Après deux mois d’analyse, le juge Audet a finalement tranché: il acquiesce à l’injonction permanente demandée par M. Michaud, ordonne que Pierre Turgeon restitue tous les documents lui ayant permis la rédaction de l’ouvrage biographique et interdit à l’écrivain toute production future, de quelque nature que ce soit, «contenant en tout ou en partie les renseignements sur la vie de Paul-Hervé Desrosiers qui ont été obtenus soit des demandeurs, soit de personnes désignées par eux».

Alors qu’une grande part de l’attention accordée à cette cause avait d’abord concerné la portée éventuelle de l’article 35 sur le travail non seulement des écrivains mais aussi des journalistes, réalisateurs, historiens, etc., le juge Audet a donc plutôt concentré l’essentiel de sa décision sur les contrats ayant lié les deux parties.

Deux contrats – le premier liant le «commandeur» (Pierre Michaud et son auxiliaire, Lefebvre) et l’écrivain, le second conçu par le Groupe Sogides, éditeur d’abord pressenti pour publier l’oeuvre – sont au coeur de la décision du juge, lequel donne préséance au premier, à la faveur de M. Michaud.

«Le jugement ne tient pas compte des textes contractuels et c’est ce qui est très inquiétant pour l’avenir des écrivains», a affirmé hier Me Raymond Doray, avocat représentant l’Union des écrivains du Québec (UNEQ), l’une des défenderesses aux côtés de Pierre Turgeon. Faisant d’une phrase du premier contrat l’un des axes de sa décision – «[Lefebvre] se réserve le droit de ne pas publier l’ouvrage» -, le magistrat a décidé d’accorder une moindre importance à une clause du second contrat selon laquelle ladite entente «remplace et met fin à toute entente […] antérieure relative aux objets du contrat», ce contre quoi Me Doray s’objecte.

«Mon client fera-t-il face à une menace d’injonction jusqu’à sa mort?, demande Me François Shanks, avocat de M. Turgeon, qui soutient que le juge a exercé une forme de «lobotomie» sur l’écrivain en lui interdisant d’évoquer une partie de sa mémoire. Ce jugement est incomplet, a complètement contourné les questions de droits d’auteur pour en faire un débat autour de points contractuels.»

À la recherche de soutien financier

Pierre Turgeon, encore sous le choc de cette ordonnance qui «fait de [lui] la seule personne au Canada n’ayant pas le droit de parler de l’histoire du Québec au XXe siècle» et qui lui «bâillonne la conscience», souhaite aller en appel de cette décision qui annonce, estime-t-il, une nouvelle bataille portant sur les droits de la personne.

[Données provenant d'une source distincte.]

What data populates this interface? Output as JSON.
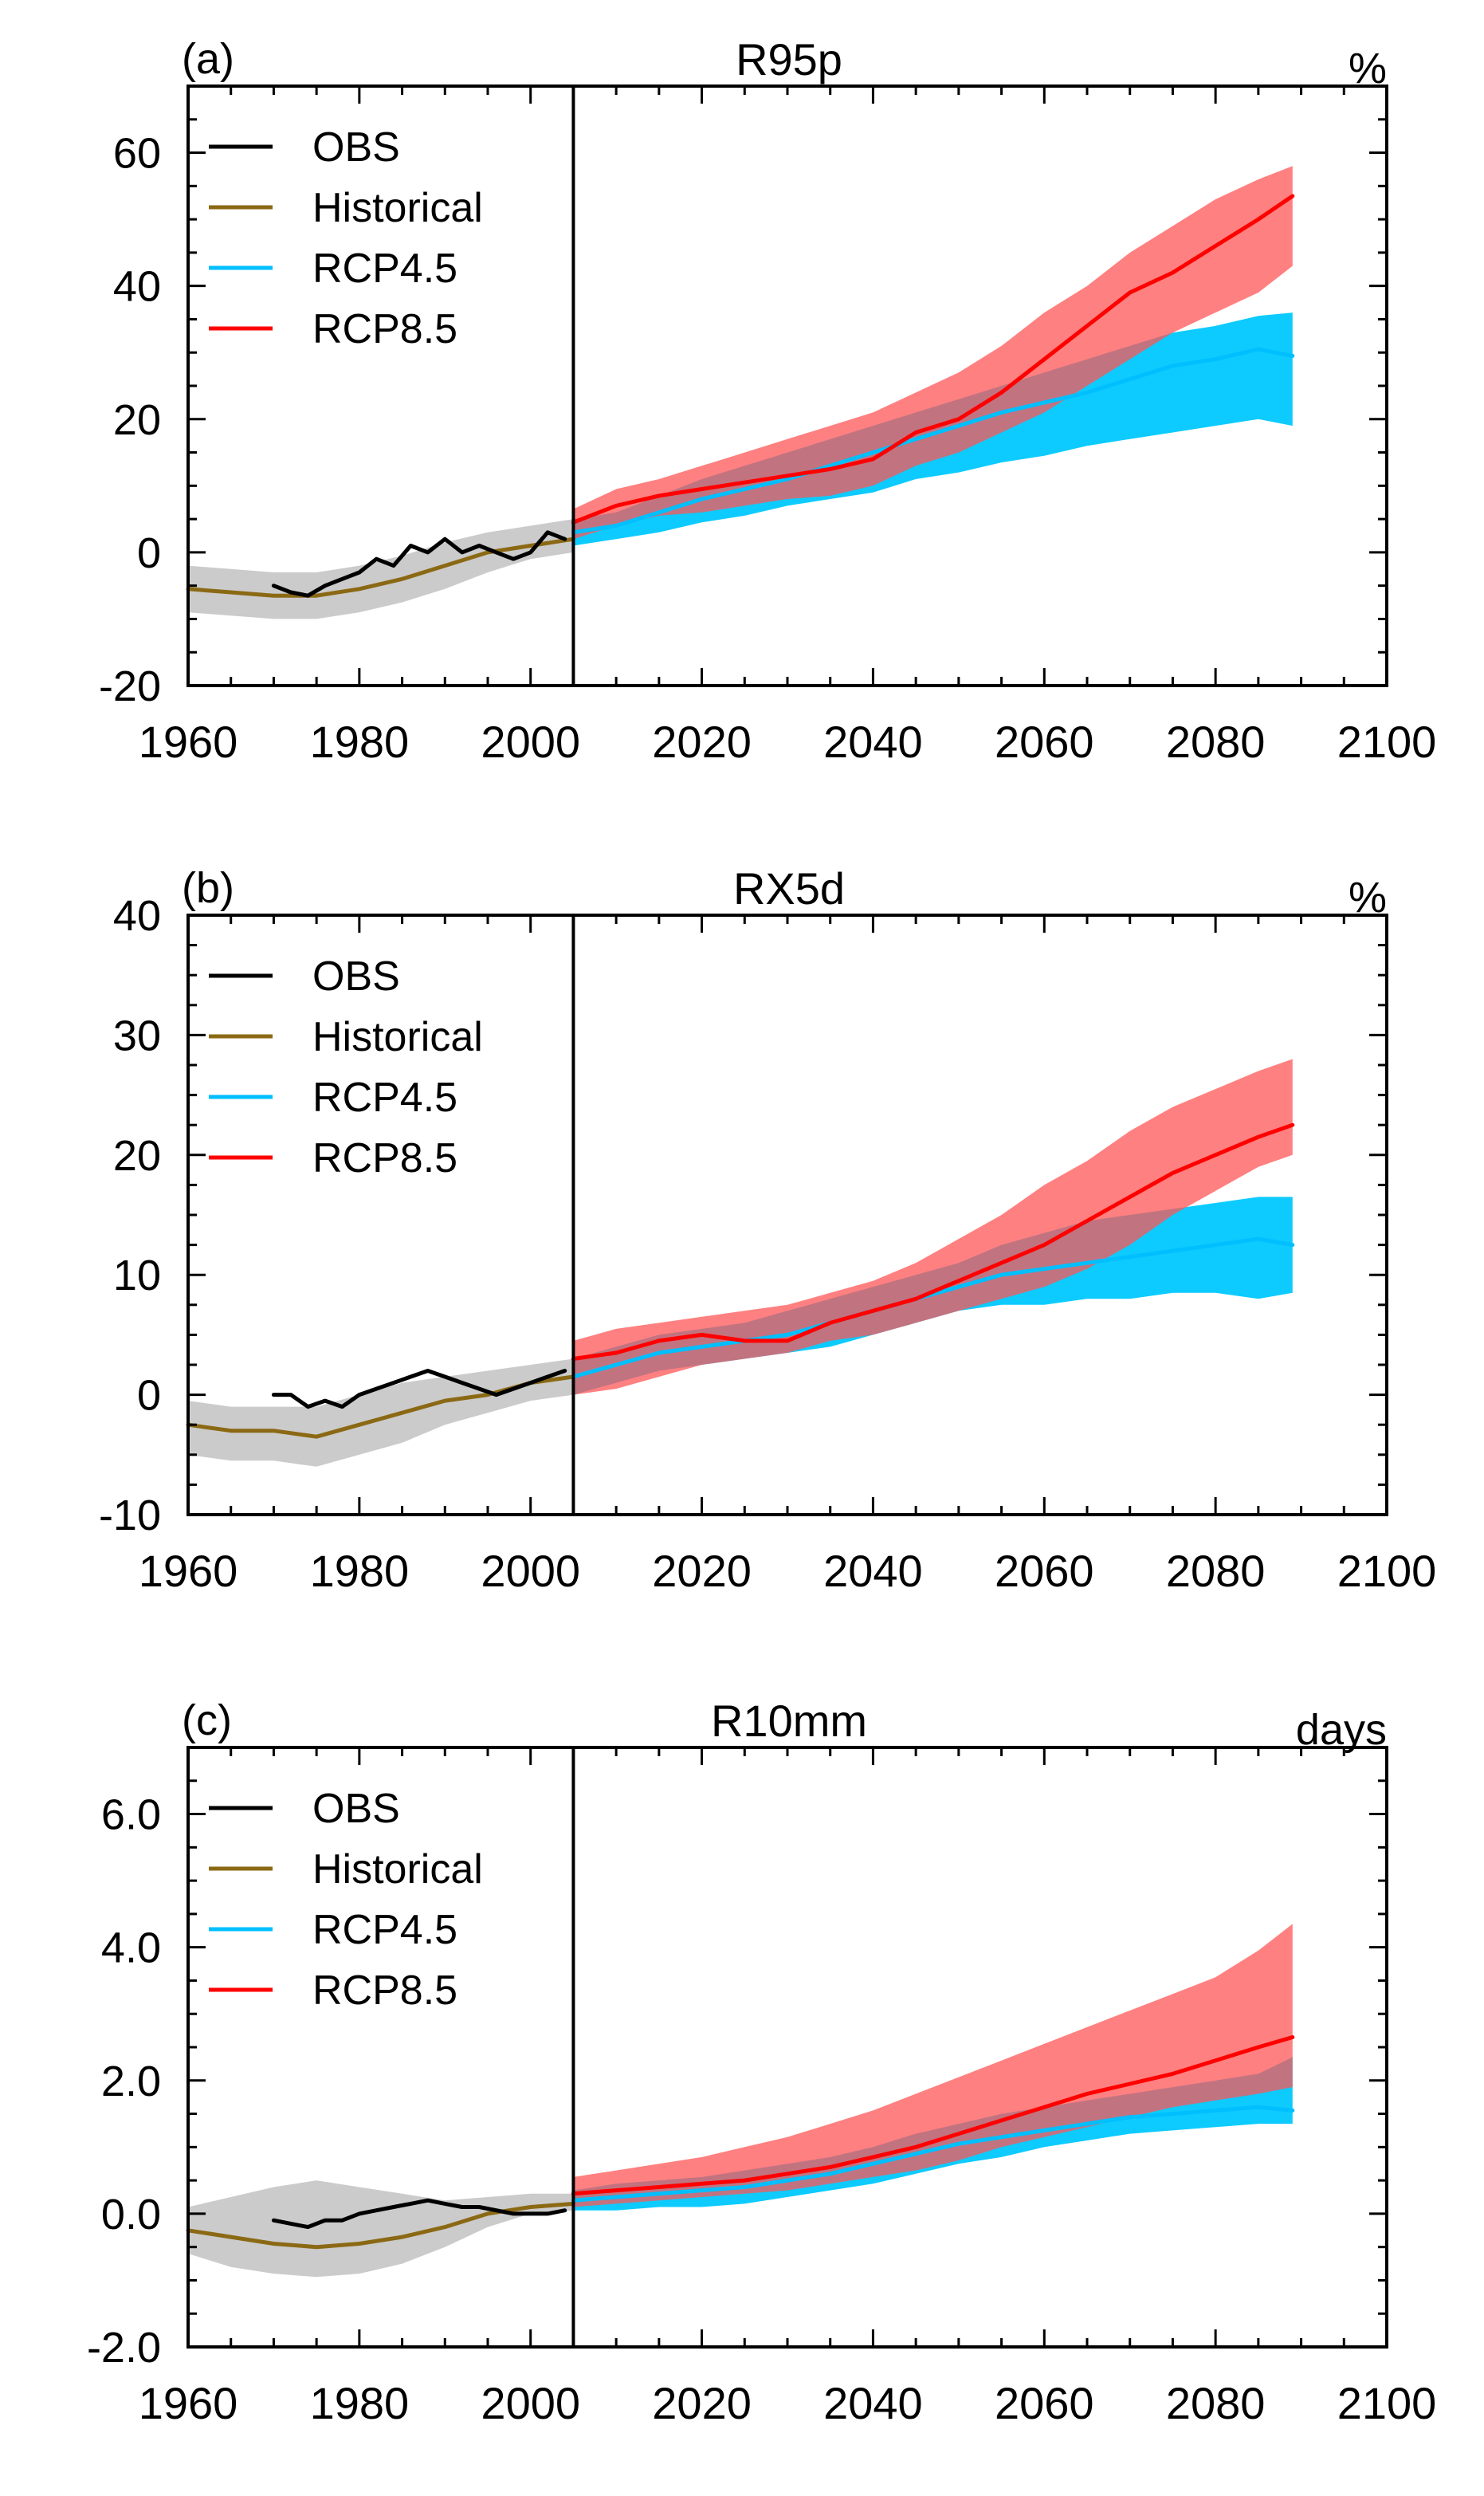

Il ne lui reste plus qu’à trouver les sommes nécessaires à la poursuite de la querelle juridique, ce à quoi il s’affairait déjà hier.

L’écrivain souhaite convaincre les organismes qui lui ont précédemment offert un appui moral (Fédération des journalistes du Québec, Union des artistes, PEN Club, Société historique de Montréal, Société Saint-Jean-Baptiste, pour ne nommer que ceux-là) de transformer ce support en apport financier. Il devrait annoncer mardi s’il a les moyens de poursuivre ou non la lutte.

À la Ligue des droits et libertés, mouvement qui a en quelque sorte mené le mouvement de sympathie à l’endroit de Pierre Turgeon, on doit réunir tous les sympathisants au cours de la semaine pour déterminer si la nature du jugement aura une incidence sur le soutien à offrir. «Si le jugement avait porté sur l’article 35 [du Code civil], c’est certain que nous l’aurions aidé, mais là il ne s’agit que d’une question de contrats, a expliqué hier Francine Némeh, directrice générale de la Ligue. Il faudra se pencher sur cette question.» Avant l’annonce du jugement, il avait été question de la création d’un fonds spécial permettant à Pierre Turgeon d’aller, si nécessaire, en appel de la décision du juge.

Malgré des appels répétés, il a été impossible de joindre l’Union des écrivains du Québec hier.